Question

In classical physics, consider a 2 kg block hanging on a spring with a spring constant of 50 N/m. Ignore air resistance. The block is held with the spring stretched 14 cm from its hanging equilibrium position. At t = 0 the block is let go. After the block evolves dynamically for 0.9 s, an ideal measurement is made of the block's speed. What is the result of this measurement (in cm/s)?
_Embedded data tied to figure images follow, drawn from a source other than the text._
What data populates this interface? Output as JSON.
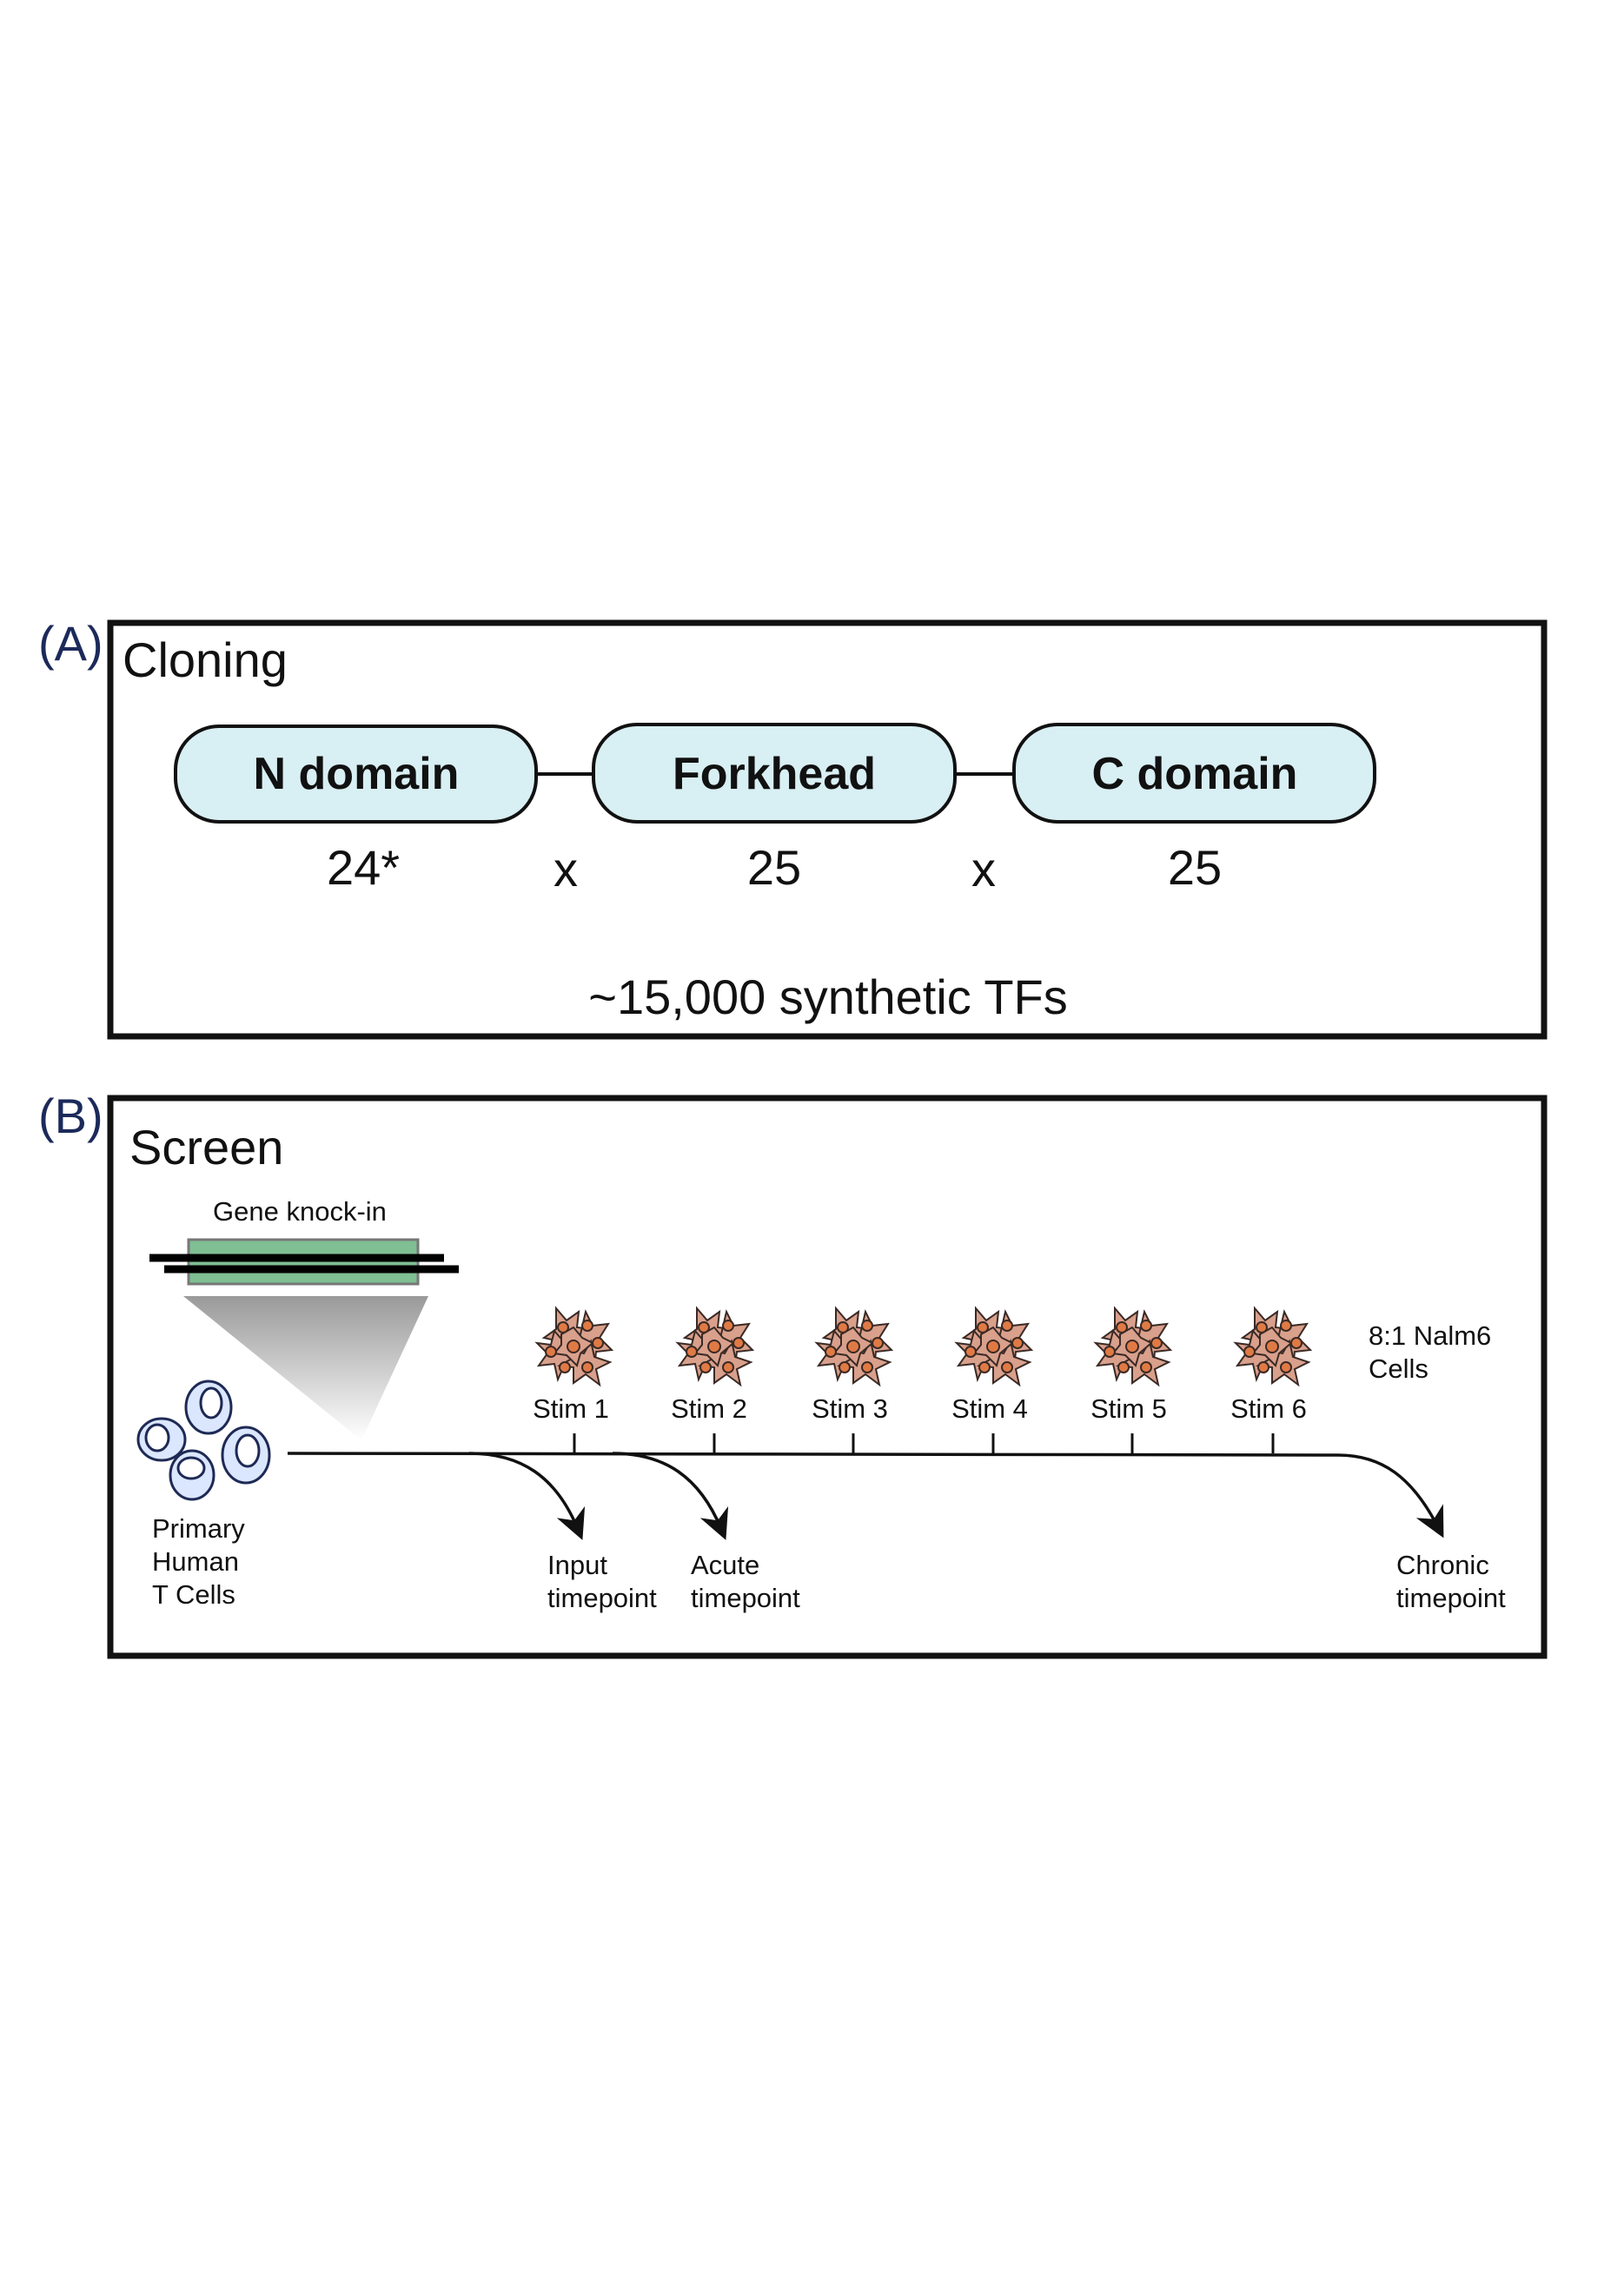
{
  "panel_a": {
    "letter": "(A)",
    "title": "Cloning",
    "domains": [
      {
        "label": "N domain",
        "count": "24*"
      },
      {
        "label": "Forkhead",
        "count": "25"
      },
      {
        "label": "C domain",
        "count": "25"
      }
    ],
    "multipliers": [
      "x",
      "x"
    ],
    "total": "~15,000 synthetic TFs"
  },
  "panel_b": {
    "letter": "(B)",
    "title": "Screen",
    "knockin_label": "Gene knock-in",
    "tcell_label": [
      "Primary",
      "Human",
      "T Cells"
    ],
    "stims": [
      "Stim 1",
      "Stim 2",
      "Stim 3",
      "Stim 4",
      "Stim 5",
      "Stim 6"
    ],
    "target_label": [
      "8:1 Nalm6",
      "Cells"
    ],
    "timepoints": [
      {
        "line1": "Input",
        "line2": "timepoint"
      },
      {
        "line1": "Acute",
        "line2": "timepoint"
      },
      {
        "line1": "Chronic",
        "line2": "timepoint"
      }
    ]
  },
  "colors": {
    "domain_fill": "#d8eff3",
    "knockin_fill": "#7fbf93",
    "panel_letter": "#1c2a5a",
    "tcell_fill": "#dbe6ff",
    "nalm6_fill": "#d9a08c",
    "nalm6_nucleus": "#e07a45"
  }
}
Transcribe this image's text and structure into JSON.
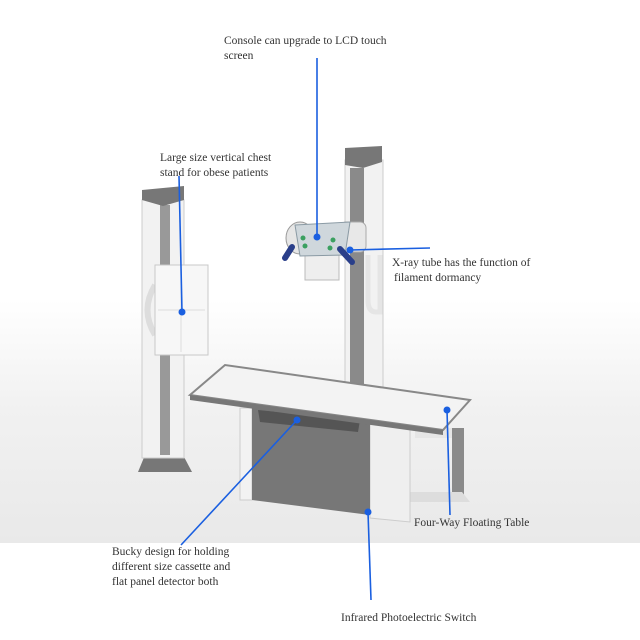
{
  "callouts": {
    "console": {
      "line1": "Console can upgrade to LCD touch",
      "line2": "screen"
    },
    "chest_stand": {
      "line1": "Large size vertical chest",
      "line2": "stand for obese patients"
    },
    "xray_tube": {
      "line1": "X-ray tube has the function of",
      "line2": "filament dormancy"
    },
    "table": {
      "line1": "Four-Way Floating Table"
    },
    "bucky": {
      "line1": "Bucky design for holding",
      "line2": "different size cassette and",
      "line3": "flat panel detector both"
    },
    "infrared": {
      "line1": "Infrared Photoelectric Switch"
    }
  },
  "colors": {
    "callout": "#1a5fe0",
    "frame_dark": "#6e6e6e",
    "body_light": "#eeeeee"
  }
}
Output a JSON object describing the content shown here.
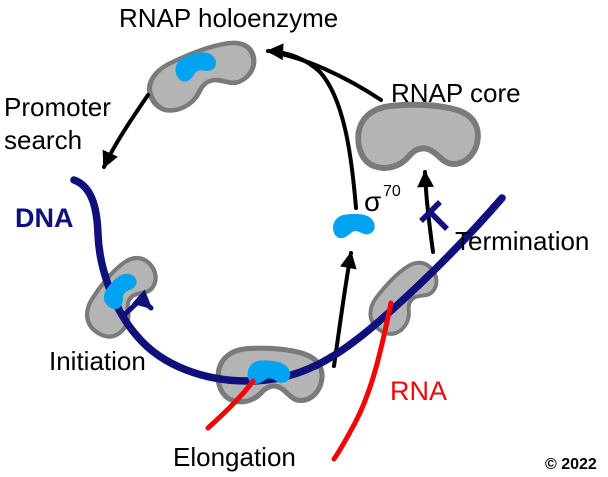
{
  "labels": {
    "rnap_holoenzyme": "RNAP holoenzyme",
    "rnap_core": "RNAP core",
    "promoter_search_line1": "Promoter",
    "promoter_search_line2": "search",
    "dna": "DNA",
    "initiation": "Initiation",
    "elongation": "Elongation",
    "rna": "RNA",
    "termination": "Termination",
    "sigma": "σ",
    "sigma_superscript": "70",
    "copyright": "© 2022"
  },
  "colors": {
    "background": "#ffffff",
    "text_black": "#000000",
    "dna_blue": "#10107d",
    "rna_red": "#f20505",
    "sigma_blue": "#00a2f2",
    "rnap_fill": "#b4b4b4",
    "rnap_outline": "#7a7a7a"
  }
}
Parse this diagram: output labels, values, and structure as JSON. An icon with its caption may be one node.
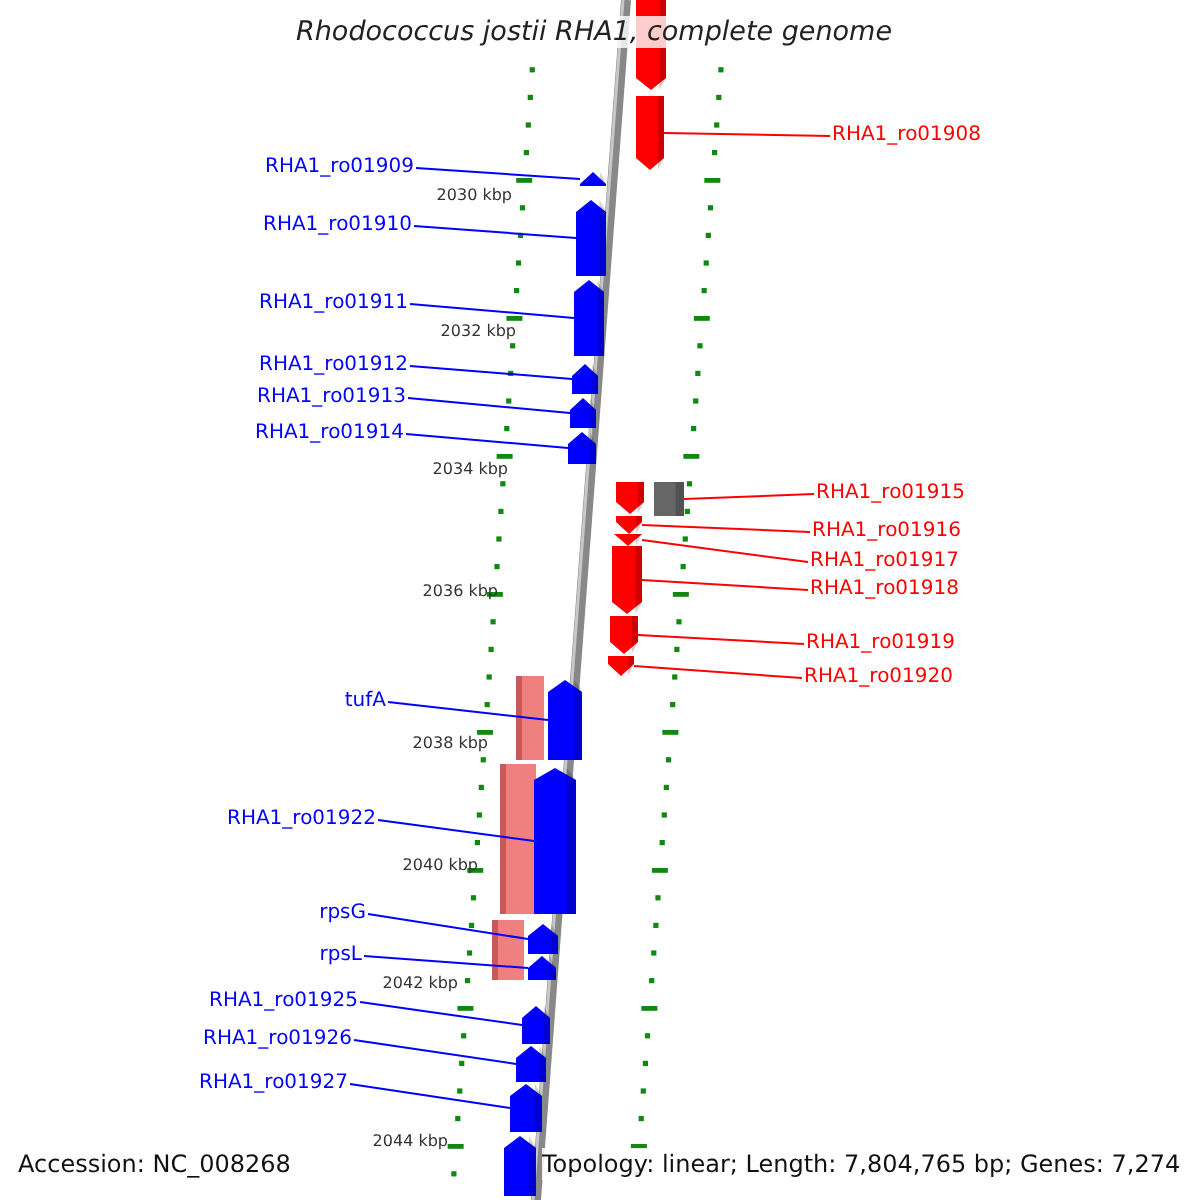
{
  "diagram": {
    "title": "Rhodococcus jostii RHA1, complete genome",
    "nodes": [
      {
        "text": [
          "RHA1_ro01908"
        ]
      },
      {
        "text": [],
        "shape": "pentagon"
      },
      {
        "text": [],
        "shape": "pentagon"
      },
      {
        "text": [
          "RHA1_ro01909"
        ]
      },
      {
        "text": [],
        "shape": "pentagon"
      },
      {
        "text": [
          "RHA1_ro01910"
        ]
      },
      {
        "text": [],
        "shape": "pentagon"
      },
      {
        "text": [
          "RHA1_ro01911"
        ]
      },
      {
        "text": [],
        "shape": "pentagon"
      },
      {
        "text": [
          "RHA1_ro01912"
        ]
      },
      {
        "text": [],
        "shape": "pentagon"
      },
      {
        "text": [
          "RHA1_ro01913"
        ]
      },
      {
        "text": [],
        "shape": "pentagon"
      },
      {
        "text": [
          "RHA1_ro01914"
        ]
      },
      {
        "text": [],
        "shape": "pentagon"
      },
      {
        "text": [
          "RHA1_ro01915"
        ]
      },
      {
        "text": [],
        "shape": "box"
      },
      {
        "text": [],
        "shape": "pentagon"
      },
      {
        "text": [
          "RHA1_ro01916"
        ]
      },
      {
        "text": [],
        "shape": "pentagon"
      },
      {
        "text": [
          "RHA1_ro01917"
        ]
      },
      {
        "text": [],
        "shape": "pentagon"
      },
      {
        "text": [
          "RHA1_ro01918"
        ]
      },
      {
        "text": [],
        "shape": "pentagon"
      },
      {
        "text": [
          "RHA1_ro01919"
        ]
      },
      {
        "text": [],
        "shape": "pentagon"
      },
      {
        "text": [
          "RHA1_ro01920"
        ]
      },
      {
        "text": [],
        "shape": "pentagon"
      },
      {
        "text": [
          "tufA"
        ]
      },
      {
        "text": [],
        "shape": "pentagon"
      },
      {
        "text": [
          "RHA1_ro01922"
        ]
      },
      {
        "text": [],
        "shape": "pentagon"
      },
      {
        "text": [
          "rpsG"
        ]
      },
      {
        "text": [],
        "shape": "pentagon"
      },
      {
        "text": [
          "rpsL"
        ]
      },
      {
        "text": [],
        "shape": "pentagon"
      },
      {
        "text": [
          "RHA1_ro01925"
        ]
      },
      {
        "text": [],
        "shape": "pentagon"
      },
      {
        "text": [
          "RHA1_ro01926"
        ]
      },
      {
        "text": [],
        "shape": "pentagon"
      },
      {
        "text": [
          "RHA1_ro01927"
        ]
      },
      {
        "text": [],
        "shape": "pentagon"
      },
      {
        "text": [],
        "shape": "pentagon"
      }
    ],
    "edges": [
      {
        "from": 0,
        "to": 2,
        "arrow": "none",
        "color": "#ff0000"
      },
      {
        "from": 3,
        "to": 4,
        "arrow": "none"
      },
      {
        "from": 5,
        "to": 6,
        "arrow": "none"
      },
      {
        "from": 7,
        "to": 8,
        "arrow": "none"
      },
      {
        "from": 9,
        "to": 10,
        "arrow": "none"
      },
      {
        "from": 11,
        "to": 12,
        "arrow": "none"
      },
      {
        "from": 13,
        "to": 14,
        "arrow": "none"
      },
      {
        "from": 15,
        "to": 16,
        "arrow": "none",
        "color": "#ff0000"
      },
      {
        "from": 18,
        "to": 19,
        "arrow": "none",
        "color": "#ff0000"
      },
      {
        "from": 20,
        "to": 21,
        "arrow": "none",
        "color": "#ff0000"
      },
      {
        "from": 22,
        "to": 23,
        "arrow": "none",
        "color": "#ff0000"
      },
      {
        "from": 24,
        "to": 25,
        "arrow": "none",
        "color": "#ff0000"
      },
      {
        "from": 26,
        "to": 27,
        "arrow": "none",
        "color": "#ff0000"
      },
      {
        "from": 28,
        "to": 29,
        "arrow": "none"
      },
      {
        "from": 30,
        "to": 31,
        "arrow": "none"
      },
      {
        "from": 32,
        "to": 33,
        "arrow": "none"
      },
      {
        "from": 34,
        "to": 35,
        "arrow": "none"
      },
      {
        "from": 36,
        "to": 37,
        "arrow": "none"
      },
      {
        "from": 38,
        "to": 39,
        "arrow": "none"
      },
      {
        "from": 40,
        "to": 41,
        "arrow": "none"
      }
    ],
    "labels": [
      "2030 kbp",
      "2032 kbp",
      "2034 kbp",
      "2036 kbp",
      "2038 kbp",
      "2040 kbp",
      "2042 kbp",
      "2044 kbp",
      "Accession: NC_008268",
      "Topology: linear; Length: 7,804,765 bp; Genes: 7,274"
    ]
  }
}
Answer to one decimal place.

Answer 1

v = 0

Step-by-step explanation:

This problem can be solved by taking into account:

- The equation for the calculation of the period in a spring-masss system

`T = \sqrt{(m)/(k) }` ( 1 )

- The equation for the velocity of a simple harmonic motion

`x = (2\pi )/(T)Asin((2\pi )/(T)t)` ( 2 )

where m is the mass of the block, k is the spring constant, A is the amplitude (in this case A = 14 cm) and v is the velocity of the block

Hence

`T = \sqrt{(2 kg)/(50 N/m)} = 0.2 s`

and by reeplacing it in ( 2 ):

`v = (2\pi )/(0.2s)(14cm)sin((2\pi )/(0.2s)(0.9s)) = 140\pi sin(9\pi ) = 0`

In this case for 0.9 s the velocity is zero, that is, the block is in a position with the max displacement from the equilibrium.